C.      Sistem Paradigma Etika Berbisnis dalam Islam
Bagi seorang muslim, kemapanan paradigma (pola pikir/cara pandang) konvensional akan arti manusia sebagai ‘ Homo economicus’ (pelaku ekonomi yang mencari keuntungan bagi dirinya tanpa mengindahkan kepentingan orang lain) tidak sepenuhnya sesuai dengan nilai-nilai etika Islam. Oleh sebab itu, konsep moral dalam perspektif Islam dikeluarkan pada saat pencerahan aksioma-aksioma yang sudah terlanjur terkenal (dari sistem kapitalis misalnya).
Ada beberapa ciri khas etos kerja Islami yang dapat diakomodir dari implementasi nilai Islam dalam al-Qur’an dan al-Hadits, seperti sebagai berikut menghargai waktu, ikhlas, jujur, komitmen kuat, istiqamah, disiplin dalam kerja dan lain sebagainya.[5]
Adapun penerapan etika bisnis dapat dilakukan pada tiga tingkatan, yaitu; individual, organisasi, dan sistem. Pertama, pada tingkat individual, etika bisnis mempengaruhi  pengambilan keputusan seseorang atas tanggungjawab pribadinya dan kesadaran sendiri, baik sebagai penguasa maupun manajer. Kedua, pada tingkat organisasi, seseorang sudah terikat kepada kebijakan perusahaan  dan persepsi perusahaan tentang tanggungjawab sosialnya. Ketiga, pada tingkat sistem, seseorang menjalankan kewajiban atau tindakan berdasarkan sistem etika tertentu. 
Realitasnya, para pelaku bisnis sering tidak mengindahkan etika. Nilai moral yang selaras dengan etika bisnis, misalnya toleransi, kesetiaan, kepercayaan, persamaan, emosi atau religius hanya dipegang oleh pelaku bisnis yang kurang berhasil dalam berbisnis. Sementara para pelaku bisnis yang sukses memegang prinsip-prinsip bisnis yang tidak bermoral, misalnya maksimalisasi laba, agresivitas, individualitas, semangat persaingan, dan manajemen konflik.[6]
Sistem paradigma etika berbisnis dalam Islam antara lain Islam ditujukan sebagai rahmatan lil’alamin, jangkauan Islam mencakup semua aspek kehidupan, tidak ada bagian kehidupan yang terlewatkan oleh Islam, bagian dari total kehidupan adalah dunia bisnis dan lain-lain.[7]

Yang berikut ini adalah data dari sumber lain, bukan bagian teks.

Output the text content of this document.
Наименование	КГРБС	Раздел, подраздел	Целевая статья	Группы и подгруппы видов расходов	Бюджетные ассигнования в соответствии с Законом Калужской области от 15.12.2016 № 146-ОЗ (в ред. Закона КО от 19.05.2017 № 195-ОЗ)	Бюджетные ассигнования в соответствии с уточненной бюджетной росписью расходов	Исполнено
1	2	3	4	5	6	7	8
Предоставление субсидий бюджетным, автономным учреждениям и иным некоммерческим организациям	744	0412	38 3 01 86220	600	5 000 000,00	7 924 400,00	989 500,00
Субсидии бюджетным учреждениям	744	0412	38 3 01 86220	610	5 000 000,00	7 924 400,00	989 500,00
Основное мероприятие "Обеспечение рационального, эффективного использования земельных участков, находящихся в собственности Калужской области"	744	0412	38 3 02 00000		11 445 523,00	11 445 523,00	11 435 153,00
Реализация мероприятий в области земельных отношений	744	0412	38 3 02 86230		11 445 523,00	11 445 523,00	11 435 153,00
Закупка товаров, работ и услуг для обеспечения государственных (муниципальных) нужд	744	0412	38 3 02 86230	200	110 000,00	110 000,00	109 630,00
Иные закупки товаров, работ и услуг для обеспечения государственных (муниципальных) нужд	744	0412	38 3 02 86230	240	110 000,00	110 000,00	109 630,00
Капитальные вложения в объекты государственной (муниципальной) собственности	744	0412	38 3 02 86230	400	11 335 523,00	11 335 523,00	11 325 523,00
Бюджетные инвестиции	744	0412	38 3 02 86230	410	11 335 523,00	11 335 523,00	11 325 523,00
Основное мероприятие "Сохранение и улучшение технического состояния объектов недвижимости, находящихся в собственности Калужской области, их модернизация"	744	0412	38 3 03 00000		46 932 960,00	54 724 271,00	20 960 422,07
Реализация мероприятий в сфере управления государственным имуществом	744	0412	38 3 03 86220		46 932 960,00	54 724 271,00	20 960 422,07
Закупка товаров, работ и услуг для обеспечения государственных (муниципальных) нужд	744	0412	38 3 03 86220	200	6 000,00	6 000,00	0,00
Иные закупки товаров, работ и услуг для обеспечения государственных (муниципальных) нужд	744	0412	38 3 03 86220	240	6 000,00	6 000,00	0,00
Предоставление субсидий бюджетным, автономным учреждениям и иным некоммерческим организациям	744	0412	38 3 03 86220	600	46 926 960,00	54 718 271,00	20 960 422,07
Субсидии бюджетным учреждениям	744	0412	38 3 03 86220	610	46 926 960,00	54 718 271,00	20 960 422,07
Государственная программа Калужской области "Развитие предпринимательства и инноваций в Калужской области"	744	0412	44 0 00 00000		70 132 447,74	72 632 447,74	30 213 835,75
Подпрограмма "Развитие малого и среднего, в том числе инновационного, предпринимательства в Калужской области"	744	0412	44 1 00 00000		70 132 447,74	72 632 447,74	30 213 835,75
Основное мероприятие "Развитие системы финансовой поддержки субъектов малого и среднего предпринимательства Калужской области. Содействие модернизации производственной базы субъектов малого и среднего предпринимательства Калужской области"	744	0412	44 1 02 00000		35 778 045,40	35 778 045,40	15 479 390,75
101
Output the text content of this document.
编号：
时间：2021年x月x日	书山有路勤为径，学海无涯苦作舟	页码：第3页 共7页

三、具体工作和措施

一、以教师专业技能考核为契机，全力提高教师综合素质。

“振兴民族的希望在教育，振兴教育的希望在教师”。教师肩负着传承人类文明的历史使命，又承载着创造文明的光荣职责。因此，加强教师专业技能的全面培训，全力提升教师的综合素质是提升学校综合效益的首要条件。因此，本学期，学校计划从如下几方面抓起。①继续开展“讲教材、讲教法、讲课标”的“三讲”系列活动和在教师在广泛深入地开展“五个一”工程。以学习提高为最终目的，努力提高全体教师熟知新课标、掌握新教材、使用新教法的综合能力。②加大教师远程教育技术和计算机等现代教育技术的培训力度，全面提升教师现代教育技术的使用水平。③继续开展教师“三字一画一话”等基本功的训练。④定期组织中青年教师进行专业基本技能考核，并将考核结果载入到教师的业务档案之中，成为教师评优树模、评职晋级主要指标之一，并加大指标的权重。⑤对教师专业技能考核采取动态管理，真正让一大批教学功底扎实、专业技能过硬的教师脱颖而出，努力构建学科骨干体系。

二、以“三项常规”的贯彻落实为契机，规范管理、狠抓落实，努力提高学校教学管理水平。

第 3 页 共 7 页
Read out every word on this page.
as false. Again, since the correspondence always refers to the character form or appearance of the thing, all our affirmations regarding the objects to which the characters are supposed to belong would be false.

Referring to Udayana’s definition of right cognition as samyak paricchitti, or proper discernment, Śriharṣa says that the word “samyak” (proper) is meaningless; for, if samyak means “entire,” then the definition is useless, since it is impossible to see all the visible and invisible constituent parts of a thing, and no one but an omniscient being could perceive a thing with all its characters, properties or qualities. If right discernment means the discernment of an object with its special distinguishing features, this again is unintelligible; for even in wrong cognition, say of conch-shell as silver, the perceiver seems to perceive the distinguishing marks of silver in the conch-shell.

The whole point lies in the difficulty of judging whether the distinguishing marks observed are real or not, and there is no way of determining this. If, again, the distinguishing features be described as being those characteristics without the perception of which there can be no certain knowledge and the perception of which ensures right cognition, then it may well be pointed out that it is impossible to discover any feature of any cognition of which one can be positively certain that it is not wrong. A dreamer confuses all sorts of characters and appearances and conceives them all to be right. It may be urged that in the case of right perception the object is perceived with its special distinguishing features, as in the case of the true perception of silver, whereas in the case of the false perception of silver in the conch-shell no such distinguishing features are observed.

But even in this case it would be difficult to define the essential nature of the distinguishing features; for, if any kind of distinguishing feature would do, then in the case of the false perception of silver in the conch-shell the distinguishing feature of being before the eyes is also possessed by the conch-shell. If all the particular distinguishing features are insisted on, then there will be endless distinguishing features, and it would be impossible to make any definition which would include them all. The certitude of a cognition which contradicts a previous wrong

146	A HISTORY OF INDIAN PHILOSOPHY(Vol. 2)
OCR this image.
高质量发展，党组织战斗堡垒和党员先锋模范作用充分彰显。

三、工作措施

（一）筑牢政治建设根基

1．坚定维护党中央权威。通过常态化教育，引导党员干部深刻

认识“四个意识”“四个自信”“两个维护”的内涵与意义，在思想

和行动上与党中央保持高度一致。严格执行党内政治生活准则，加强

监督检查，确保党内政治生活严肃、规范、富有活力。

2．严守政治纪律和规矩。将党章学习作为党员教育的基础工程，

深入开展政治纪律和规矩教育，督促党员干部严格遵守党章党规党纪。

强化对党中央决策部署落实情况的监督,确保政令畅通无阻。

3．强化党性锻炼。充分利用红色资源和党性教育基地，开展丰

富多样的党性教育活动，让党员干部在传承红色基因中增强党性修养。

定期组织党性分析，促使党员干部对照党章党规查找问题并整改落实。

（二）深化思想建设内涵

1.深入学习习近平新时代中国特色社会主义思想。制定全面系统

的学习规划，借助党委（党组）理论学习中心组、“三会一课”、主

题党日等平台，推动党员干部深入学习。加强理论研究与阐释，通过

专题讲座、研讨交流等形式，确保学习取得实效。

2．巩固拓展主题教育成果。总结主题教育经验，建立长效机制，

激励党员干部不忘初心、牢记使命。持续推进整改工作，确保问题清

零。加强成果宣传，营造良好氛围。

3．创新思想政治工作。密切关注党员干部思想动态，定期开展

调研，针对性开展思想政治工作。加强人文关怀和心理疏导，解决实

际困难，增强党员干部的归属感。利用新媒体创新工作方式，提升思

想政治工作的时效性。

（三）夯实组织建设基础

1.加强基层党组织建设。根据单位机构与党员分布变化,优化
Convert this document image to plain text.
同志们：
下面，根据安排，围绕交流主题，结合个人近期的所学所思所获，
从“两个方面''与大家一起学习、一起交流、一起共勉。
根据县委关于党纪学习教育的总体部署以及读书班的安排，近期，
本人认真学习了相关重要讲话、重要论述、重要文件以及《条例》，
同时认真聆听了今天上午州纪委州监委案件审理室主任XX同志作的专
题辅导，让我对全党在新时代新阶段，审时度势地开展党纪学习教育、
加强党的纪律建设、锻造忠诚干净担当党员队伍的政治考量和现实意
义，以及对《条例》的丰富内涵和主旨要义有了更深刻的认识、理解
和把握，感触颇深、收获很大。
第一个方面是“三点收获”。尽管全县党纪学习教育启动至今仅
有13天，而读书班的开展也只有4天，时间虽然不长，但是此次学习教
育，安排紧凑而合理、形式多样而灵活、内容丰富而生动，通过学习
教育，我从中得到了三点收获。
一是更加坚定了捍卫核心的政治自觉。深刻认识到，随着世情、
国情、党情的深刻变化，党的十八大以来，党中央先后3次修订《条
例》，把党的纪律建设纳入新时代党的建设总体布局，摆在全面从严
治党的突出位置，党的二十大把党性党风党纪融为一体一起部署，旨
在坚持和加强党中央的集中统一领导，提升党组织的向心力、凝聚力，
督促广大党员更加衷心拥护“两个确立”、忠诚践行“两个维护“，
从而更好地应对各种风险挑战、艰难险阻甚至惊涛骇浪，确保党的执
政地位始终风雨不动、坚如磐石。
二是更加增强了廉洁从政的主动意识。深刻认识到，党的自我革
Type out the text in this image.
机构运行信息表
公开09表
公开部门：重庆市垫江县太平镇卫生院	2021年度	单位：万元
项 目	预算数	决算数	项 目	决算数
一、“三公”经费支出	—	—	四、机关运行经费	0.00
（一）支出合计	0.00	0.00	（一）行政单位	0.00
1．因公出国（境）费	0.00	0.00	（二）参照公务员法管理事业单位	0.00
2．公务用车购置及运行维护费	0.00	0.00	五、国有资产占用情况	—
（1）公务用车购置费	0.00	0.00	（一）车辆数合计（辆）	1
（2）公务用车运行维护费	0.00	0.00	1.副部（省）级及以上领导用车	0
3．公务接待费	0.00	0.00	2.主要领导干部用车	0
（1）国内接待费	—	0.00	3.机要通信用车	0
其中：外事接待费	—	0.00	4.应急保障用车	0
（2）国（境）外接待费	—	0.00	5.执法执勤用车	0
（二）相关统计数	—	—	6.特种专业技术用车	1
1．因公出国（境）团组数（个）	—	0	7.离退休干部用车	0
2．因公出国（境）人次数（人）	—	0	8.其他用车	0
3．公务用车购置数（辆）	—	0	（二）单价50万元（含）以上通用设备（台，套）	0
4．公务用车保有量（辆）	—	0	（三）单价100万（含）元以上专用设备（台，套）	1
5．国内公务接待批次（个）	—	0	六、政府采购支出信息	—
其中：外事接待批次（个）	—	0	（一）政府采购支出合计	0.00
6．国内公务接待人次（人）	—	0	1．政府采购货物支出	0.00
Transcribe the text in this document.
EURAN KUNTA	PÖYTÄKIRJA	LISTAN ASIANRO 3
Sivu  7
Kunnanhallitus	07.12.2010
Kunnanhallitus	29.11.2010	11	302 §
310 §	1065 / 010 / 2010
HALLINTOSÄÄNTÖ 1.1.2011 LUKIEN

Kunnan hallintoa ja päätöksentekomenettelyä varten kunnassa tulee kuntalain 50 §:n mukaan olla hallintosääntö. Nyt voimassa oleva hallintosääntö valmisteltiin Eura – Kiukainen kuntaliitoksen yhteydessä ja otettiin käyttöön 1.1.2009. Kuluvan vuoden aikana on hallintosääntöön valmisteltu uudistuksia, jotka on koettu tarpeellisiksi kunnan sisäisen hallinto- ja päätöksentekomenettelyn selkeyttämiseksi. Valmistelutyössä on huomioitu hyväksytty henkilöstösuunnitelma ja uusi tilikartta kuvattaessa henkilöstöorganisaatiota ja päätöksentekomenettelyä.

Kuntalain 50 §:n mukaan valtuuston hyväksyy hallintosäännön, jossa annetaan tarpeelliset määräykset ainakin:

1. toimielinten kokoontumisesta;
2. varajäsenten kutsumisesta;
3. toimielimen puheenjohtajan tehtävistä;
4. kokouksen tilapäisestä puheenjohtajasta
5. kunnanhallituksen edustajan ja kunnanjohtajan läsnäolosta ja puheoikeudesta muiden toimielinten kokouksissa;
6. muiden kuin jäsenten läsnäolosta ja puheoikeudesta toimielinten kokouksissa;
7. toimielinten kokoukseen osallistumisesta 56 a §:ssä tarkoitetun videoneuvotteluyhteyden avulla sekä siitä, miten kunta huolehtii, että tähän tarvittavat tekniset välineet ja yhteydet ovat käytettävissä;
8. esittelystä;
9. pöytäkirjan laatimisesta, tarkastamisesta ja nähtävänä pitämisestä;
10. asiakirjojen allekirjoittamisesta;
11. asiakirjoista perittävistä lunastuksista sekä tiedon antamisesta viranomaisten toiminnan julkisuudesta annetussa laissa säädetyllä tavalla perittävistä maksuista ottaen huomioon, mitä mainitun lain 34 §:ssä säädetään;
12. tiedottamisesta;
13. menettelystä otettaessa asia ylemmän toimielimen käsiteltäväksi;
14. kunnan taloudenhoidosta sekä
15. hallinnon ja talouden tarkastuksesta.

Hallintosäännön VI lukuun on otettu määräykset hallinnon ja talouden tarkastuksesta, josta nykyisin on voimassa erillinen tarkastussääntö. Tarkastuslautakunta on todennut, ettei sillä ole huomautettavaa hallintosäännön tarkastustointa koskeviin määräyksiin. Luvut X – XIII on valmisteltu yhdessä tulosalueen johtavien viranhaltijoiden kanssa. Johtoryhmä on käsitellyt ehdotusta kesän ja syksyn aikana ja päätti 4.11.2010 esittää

D.      Perbedaan Sistem Etika Bisnis Islam dan Non-Islam
Sistem etika bisnis Islam berbeda dari sistem etika sekuler dan dari ajaran moral yang diyakini oleh agama-agama lain. Etika sekuler ini mengasumsikan ajaran moral yang bersifat sementara dan berubah-ubah karena didasarkan pada nilai-nilai yang diyakini dari pencetusnya. Misalnya epicurianisme atau ajaran tentang kebahagiaan demi kebahagiaan semata.
Pada saat yang sama, ajaran moral yang diyakini oleh sejumlah agama lain seringkali terlampau menekankan nilai-nilai yang mengabaikan keberadaan kita di dunia ini. Sebagai contoh, ajaran Kristen yang terlampau menekankan kedudukan biara telah mendorong pengikutnya untuk menyingkir dari hiruk-pikuk dan kesibukan kehidupan sehari-hari.
Untuk ajaran Islam yang melekat dalam sistem etika bisnis Islam menekankan hubungan manusia dengan Sang Pecipta. Kaum Muslim memiliki ajaran moral yang tidak terikat waktu dan tidak dipengaruhi oleh prilaku manusia. Ajaran etika bisnis Islam dapat diterapkan sampai pembuatan keputusan bisnis Muslim, sifat egoisme tidak mendapatkan tempat dalam Islam.[8]
Perusahaan dalam sistem bisnis (ekonomi) Islam adalah perusahaan keluarga, bukan Perseroan Terbatas yang pemegang sahamnya dapat menyerahkan pengelolaan perusahaan begitu saja pada orang yang ditunjuk sebagai manajer yang digaji. Sehubungan dengan sistem ini, maka tidak ada perusahaan yang menjadi sangat besar, seperti di dunia kapitalis barat, tetapi juga tidak ada perusahaan yang tiba-tiba bangkrut atau dibangkrutkan.
Misalnya dalam perusahaan yang Islami gaji karyawan dapat diturunkan jika perusahaan benar-benar merugi dan karyawan juga mendapat bonus jika keuntungan perusahaan meningkat. Buruh muda yang masih tinggal bersama orang tua dapat dibayar lebih rendah, sedangkan yang sudah berkeluarga dan punya anak dapat dibayar lebih tinggi dibandingkan rekan-rekannya yang masih muda.[9]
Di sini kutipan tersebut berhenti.